What exactly was a Jew? I caught Mummy off guard one afternoon while she was still resting after school before starting to make dinner.

“Don't ask stupid questions, Dana. It's bad luck to pretend you're an imbecile.”

But I wouldn't try to ask Apu, because he'd get a hurt remote look that made me feel I'd failed him.

“Are Cimi-néni and Uncle André Jewish?”

“Why do you want to make trouble? You know what they are. They go to church on Sundays.”

“But Cimi-néni's your sister. She was in Auschwitz too. You said so. And Uncle André's family was Chassidic.” I snorted, although I knew I was moving onto a minefield. The thought of Uncle André, with his painterly, French-style beret, deriving from a clan of caftan-robed Chassids was more than ironic; it was hilarious. “What about them? Do they still count as Jews?”

“You are what you are. Hitler proved that. It didn't matter what you called yourself.”

“But then what about my cousins? Simone and Gérald don't even know they're Jewish!”

“Don't be ridiculous, Dana, they've been baptized. Their parents are, God-forgive-me-from-having-to-say-so, Christian converts, just like their beloved Paul the Apostle as they keep telling me. How can the children be Jewish?”

“You tell me. Look who's asking stupid questions!”

Mummy laughed appreciatively. She didn't like my big mouth, but she couldn't resist the bald-faced truth adults had too many reasons to dance around.

“Don't you dare say anything to your cousins. You know Uncle André and Cimi-néni are crazy when it comes to this Jewish question. Just be happy
you
don't have to go pretending.”

But for Lillian to fit in at B'nai B'rith, she'd have to pretend lots of things that she wasn't. She'd have to pretend that all her friends weren't gentile, that her relatives weren't Christians, that we didn't celebrate Christmas with them, and that we belonged to a synagogue. She'd have to pretend that she was Jewish in ways besides the single most important one by which history had defined her.

“Mummy, why do you want Lili to go to B'nai B'rith? She's not like those Jewish kids. She didn't grow up among Jews.”

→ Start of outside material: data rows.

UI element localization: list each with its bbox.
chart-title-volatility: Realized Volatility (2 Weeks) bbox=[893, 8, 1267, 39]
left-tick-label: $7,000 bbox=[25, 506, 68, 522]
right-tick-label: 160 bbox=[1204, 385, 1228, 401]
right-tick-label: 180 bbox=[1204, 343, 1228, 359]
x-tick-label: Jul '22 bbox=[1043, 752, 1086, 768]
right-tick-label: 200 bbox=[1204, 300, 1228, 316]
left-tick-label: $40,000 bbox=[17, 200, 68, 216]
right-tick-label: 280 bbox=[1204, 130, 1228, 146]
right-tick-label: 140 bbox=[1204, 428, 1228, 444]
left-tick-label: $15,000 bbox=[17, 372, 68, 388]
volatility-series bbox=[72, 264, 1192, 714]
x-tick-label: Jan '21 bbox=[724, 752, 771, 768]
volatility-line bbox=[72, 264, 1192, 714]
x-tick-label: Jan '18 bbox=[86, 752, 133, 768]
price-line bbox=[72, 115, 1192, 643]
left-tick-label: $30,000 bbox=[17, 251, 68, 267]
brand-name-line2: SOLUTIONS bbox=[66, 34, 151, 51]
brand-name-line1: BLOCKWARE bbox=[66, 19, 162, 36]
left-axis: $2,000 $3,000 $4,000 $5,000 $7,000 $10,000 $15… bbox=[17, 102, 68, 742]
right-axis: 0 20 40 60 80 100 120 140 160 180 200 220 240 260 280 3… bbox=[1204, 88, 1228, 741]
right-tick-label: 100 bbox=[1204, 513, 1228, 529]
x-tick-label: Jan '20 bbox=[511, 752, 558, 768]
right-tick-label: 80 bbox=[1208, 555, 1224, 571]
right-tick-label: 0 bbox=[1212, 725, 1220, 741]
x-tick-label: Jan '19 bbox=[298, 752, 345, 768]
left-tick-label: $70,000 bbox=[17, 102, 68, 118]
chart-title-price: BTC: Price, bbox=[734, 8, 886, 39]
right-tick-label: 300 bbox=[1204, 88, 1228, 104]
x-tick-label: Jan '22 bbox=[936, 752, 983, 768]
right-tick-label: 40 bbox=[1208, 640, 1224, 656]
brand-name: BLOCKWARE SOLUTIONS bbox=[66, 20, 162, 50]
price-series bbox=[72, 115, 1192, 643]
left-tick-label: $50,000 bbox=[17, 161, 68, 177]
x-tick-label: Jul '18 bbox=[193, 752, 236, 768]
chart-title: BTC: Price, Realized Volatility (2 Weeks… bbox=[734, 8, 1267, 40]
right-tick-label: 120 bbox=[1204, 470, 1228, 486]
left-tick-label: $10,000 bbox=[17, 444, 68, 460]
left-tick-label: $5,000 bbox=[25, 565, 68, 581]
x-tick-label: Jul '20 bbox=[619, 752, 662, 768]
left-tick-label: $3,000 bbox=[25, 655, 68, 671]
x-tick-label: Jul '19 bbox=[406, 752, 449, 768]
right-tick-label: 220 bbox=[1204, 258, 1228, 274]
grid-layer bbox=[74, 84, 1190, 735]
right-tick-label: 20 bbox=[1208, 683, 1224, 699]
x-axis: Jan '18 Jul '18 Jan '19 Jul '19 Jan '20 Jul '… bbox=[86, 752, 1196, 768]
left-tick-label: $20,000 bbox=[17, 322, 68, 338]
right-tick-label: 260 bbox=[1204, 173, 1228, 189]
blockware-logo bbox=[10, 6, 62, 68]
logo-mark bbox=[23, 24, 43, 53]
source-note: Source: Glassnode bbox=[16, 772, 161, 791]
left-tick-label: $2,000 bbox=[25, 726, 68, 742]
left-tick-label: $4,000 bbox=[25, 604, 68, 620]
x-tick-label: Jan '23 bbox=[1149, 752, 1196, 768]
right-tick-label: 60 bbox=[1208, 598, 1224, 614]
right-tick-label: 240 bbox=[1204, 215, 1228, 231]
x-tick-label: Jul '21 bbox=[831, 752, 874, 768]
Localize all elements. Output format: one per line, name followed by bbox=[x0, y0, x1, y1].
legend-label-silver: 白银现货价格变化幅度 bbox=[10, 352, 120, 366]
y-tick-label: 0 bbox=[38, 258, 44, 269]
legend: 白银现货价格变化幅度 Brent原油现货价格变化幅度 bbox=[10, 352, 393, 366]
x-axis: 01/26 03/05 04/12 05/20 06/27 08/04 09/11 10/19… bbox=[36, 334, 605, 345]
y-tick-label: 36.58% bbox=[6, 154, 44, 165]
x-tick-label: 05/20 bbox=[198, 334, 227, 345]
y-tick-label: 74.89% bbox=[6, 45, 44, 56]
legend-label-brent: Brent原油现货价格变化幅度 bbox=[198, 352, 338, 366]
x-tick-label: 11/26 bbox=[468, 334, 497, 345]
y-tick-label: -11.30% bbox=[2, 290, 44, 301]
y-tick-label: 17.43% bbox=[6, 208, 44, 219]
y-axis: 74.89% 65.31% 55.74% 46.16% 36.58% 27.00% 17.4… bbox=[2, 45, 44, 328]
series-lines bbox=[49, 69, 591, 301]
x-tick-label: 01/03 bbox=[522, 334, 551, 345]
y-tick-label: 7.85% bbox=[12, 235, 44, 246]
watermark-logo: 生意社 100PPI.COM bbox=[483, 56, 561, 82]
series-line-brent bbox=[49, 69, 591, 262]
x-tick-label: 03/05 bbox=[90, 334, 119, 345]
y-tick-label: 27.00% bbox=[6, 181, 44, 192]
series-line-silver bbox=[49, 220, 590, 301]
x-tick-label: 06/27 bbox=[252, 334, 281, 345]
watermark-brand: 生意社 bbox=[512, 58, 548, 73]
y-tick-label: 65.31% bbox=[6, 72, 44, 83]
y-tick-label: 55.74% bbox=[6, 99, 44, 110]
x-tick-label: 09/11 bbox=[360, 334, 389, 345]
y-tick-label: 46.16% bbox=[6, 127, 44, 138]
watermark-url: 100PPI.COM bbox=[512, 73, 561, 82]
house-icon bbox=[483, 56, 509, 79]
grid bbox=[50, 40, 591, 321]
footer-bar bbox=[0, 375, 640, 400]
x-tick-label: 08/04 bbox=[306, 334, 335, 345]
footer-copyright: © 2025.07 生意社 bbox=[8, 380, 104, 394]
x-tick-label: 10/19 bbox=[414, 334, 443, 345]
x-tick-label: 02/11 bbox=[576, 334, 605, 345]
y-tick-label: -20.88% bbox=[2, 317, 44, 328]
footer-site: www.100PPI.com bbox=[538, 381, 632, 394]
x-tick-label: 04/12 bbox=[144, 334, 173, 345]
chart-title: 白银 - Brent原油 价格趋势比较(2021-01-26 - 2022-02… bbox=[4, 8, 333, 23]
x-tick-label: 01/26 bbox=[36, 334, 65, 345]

“And what do you call us, you little know-it-all? What do you call your family?”

*   *   *

The temple in Westmount suited Mummy and Lillian's taste for the vernacular. In the ultra-modern sanctuary, the light-studded domed ceiling that resembled the night sky shed a soft light over red plush seats that flipped up and down like the seats at the new concert hall downtown where Mummy had taken us to see the Bolshoi. Mummy and Lillian appreciated the temple's choral music and its magnificent organ. Apu mustn't have realized that the pipes zigzagging up, down and over the ark housing the Torahs were anything other than a modern design. When the first reverberating chord rocked the air under the dome of the sanctuary, he started, jarred to the nerve by a sound he had never before encountered in shul. And then the leaders of the service mounted the dais, decked out in prayer shawls, but heads naked in the Lord's Temple. Apu was fully aware that this was a Reform congregation. Only a few men in the aisles wore
kippahs;
Apu was the only man in a formal hat. But he had not imagined that a rabbi of any Jewish school of worship would stand before an open ark without a shred of covering for his head. As the rabbi began to intone the words of the
Shm'a,
I happened to glance down at the old, mud-stained prayerbook that Apu held in his hands. It had been his father's, and Apu had salvaged it after the war from the debris of his family's estate. The prayerbook shook, and the dark hair on Apu's wrist stood on end.